Do Lunch Ladies Fat Shame?

Alexandra Kube, Staff Writer

Look, I’ll be the first to say that I’m not the skinniest gal around. I’m not a Flat Earther, I’m a Fat Earther. To be quite honest, I look like an overweight cabbage patch doll, even down to the dimpled knees.  Realizing my bias in regards to my self-image, I turned to my friends to help paint this picture (artistic medium: cellulite). “We went out for Chinese food and by the time I was full, Alex was only halfway done eating,” Noah Stone, GP senior, said.

“There’s a reason she wears sweaters every day,” senior and now former friend Crystin Clouser shared. If that isn’t enough of a testament to my character, I remind you that this year I quit the girl’s wrestling team after one day because my plump rump couldn’t hold a squat.

By the time A Lunch rolls around each weekday, I too roll into line and await my whole wheat cuisine. And yet, on one fateful December afternoon, I was betrayed by the one occupation I thought was my ally. While dishing up that day’s special, the lunch lady added french fries to my plate, looked up at me, and then took those bad boys right off. I was appalled, more about the loss of fries than the fact I was a target of a hate crime. Or more accurately, a weight crime.

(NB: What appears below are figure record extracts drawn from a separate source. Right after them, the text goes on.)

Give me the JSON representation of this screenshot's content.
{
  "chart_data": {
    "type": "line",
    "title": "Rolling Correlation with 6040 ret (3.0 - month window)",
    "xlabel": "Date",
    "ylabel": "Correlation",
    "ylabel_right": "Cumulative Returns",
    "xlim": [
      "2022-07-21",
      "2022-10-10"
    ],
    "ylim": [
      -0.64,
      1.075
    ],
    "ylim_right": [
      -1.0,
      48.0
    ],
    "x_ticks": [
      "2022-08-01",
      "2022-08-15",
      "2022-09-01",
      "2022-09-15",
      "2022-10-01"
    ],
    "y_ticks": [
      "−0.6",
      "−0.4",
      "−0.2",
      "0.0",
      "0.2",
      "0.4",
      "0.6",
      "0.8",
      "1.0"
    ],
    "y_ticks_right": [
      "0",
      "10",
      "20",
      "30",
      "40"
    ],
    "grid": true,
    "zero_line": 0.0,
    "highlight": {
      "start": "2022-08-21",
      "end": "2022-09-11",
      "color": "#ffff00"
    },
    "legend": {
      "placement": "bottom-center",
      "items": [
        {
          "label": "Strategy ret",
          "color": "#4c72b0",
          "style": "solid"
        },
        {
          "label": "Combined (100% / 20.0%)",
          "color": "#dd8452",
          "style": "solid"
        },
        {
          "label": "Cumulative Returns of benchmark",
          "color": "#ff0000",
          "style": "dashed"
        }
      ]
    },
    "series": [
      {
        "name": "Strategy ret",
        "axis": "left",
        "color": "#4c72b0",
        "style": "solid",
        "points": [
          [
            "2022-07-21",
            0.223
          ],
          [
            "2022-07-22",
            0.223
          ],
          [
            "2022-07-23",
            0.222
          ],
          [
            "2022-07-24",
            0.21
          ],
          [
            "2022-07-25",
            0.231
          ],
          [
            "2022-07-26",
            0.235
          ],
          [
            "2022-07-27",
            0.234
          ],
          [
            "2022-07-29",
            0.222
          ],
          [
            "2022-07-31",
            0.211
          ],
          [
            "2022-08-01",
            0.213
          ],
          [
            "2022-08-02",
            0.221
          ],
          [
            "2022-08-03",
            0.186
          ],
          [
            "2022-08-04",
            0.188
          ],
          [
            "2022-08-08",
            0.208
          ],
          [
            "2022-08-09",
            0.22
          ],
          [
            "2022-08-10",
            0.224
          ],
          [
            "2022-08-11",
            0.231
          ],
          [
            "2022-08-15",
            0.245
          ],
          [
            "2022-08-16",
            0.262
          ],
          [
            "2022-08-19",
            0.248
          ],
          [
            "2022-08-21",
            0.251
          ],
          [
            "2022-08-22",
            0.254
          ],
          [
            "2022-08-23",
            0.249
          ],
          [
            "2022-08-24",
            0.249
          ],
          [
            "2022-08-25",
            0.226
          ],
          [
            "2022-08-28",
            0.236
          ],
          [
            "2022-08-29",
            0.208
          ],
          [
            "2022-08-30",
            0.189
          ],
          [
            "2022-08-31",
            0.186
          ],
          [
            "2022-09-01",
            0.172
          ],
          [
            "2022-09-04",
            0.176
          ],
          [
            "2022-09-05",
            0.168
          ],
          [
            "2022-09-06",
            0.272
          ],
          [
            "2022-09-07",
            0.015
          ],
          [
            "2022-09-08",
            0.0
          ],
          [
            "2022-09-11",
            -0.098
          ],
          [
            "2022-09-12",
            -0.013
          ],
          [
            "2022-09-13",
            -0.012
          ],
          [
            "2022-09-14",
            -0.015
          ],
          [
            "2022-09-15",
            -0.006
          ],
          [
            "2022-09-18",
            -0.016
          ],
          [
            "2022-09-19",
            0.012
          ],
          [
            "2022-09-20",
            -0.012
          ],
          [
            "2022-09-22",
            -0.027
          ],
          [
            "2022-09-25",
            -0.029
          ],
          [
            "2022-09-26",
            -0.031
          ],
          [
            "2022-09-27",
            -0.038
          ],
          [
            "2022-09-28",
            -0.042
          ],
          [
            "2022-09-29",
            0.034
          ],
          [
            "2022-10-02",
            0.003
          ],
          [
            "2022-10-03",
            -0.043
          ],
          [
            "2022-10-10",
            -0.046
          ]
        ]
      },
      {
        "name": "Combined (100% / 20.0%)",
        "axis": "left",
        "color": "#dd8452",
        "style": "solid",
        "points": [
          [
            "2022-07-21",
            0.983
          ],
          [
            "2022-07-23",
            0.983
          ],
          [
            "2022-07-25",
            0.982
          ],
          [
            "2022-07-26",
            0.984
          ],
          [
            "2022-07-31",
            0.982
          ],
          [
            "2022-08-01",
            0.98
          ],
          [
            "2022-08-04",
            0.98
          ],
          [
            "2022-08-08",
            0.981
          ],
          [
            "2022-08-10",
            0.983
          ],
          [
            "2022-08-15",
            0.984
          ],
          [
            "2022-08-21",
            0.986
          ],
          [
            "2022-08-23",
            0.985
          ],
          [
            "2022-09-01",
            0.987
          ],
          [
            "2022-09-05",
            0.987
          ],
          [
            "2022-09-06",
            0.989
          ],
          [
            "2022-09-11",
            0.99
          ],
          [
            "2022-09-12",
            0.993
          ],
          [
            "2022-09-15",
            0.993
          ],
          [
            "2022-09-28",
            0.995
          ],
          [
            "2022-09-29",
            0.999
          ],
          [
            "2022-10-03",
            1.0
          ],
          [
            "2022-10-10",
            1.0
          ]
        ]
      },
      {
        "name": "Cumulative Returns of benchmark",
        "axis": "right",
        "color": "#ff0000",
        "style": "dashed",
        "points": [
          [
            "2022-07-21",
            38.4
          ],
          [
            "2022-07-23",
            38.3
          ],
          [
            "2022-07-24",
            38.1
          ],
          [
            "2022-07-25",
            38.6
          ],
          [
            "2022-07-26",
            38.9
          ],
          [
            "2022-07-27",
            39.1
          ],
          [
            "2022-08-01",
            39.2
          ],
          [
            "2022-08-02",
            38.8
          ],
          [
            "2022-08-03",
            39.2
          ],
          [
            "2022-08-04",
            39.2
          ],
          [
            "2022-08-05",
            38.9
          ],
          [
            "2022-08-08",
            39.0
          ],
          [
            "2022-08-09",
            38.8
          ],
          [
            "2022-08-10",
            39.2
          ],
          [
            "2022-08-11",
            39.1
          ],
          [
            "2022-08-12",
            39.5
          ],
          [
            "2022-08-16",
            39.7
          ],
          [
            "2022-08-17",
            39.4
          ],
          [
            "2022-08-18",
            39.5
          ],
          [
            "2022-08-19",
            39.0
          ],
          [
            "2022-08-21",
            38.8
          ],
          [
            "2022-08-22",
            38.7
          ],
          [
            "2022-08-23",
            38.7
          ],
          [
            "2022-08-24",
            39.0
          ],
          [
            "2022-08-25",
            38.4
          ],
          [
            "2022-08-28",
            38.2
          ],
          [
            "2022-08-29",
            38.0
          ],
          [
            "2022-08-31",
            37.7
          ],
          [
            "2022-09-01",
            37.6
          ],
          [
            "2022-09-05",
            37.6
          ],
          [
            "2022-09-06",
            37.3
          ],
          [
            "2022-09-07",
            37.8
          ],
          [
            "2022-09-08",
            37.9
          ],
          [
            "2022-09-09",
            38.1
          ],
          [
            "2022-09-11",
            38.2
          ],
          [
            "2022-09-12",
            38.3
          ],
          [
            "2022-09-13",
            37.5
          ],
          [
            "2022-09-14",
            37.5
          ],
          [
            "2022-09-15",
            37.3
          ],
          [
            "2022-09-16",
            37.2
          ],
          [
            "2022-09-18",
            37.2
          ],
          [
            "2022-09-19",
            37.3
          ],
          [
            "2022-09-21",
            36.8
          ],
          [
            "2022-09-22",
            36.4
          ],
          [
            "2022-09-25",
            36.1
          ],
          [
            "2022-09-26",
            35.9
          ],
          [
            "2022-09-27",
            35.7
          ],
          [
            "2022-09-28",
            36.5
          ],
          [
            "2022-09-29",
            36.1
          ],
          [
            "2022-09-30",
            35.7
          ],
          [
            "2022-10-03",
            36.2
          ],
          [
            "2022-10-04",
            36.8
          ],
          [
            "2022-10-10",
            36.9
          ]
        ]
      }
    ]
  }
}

Apparently, I wasn’t the only Notorious B.I.G. facing discrimination. Olivia Lange, fellow fatty, has undergone a similar experience. “I remember when I got turkey and mashed potatoes I was given a good amount of turkey, but after the lunch lady looked back up at me she took some of it off my plate.”

In a moment of abnormal social awareness, senior Gage Wakeley said, “The discrimination within this school is absolutely appalling. Not only are we dealing with racists and bigots at this vulnerable time, but now fat shaming too. You would think that lunch ladies would be more than willing to hand out food, fulfilling their lifelong duty. However, the only thing they are dishing out is shame and guilt. I have witnessed first hand the discrimination these women have brewed within our cafeteria. However, as I have the BMI of a toothpick, I am favored so it’s all fine by me.”

There’s no such thing as a free lunch, but a lunch free of shame and stigma would better the cafeteria environment.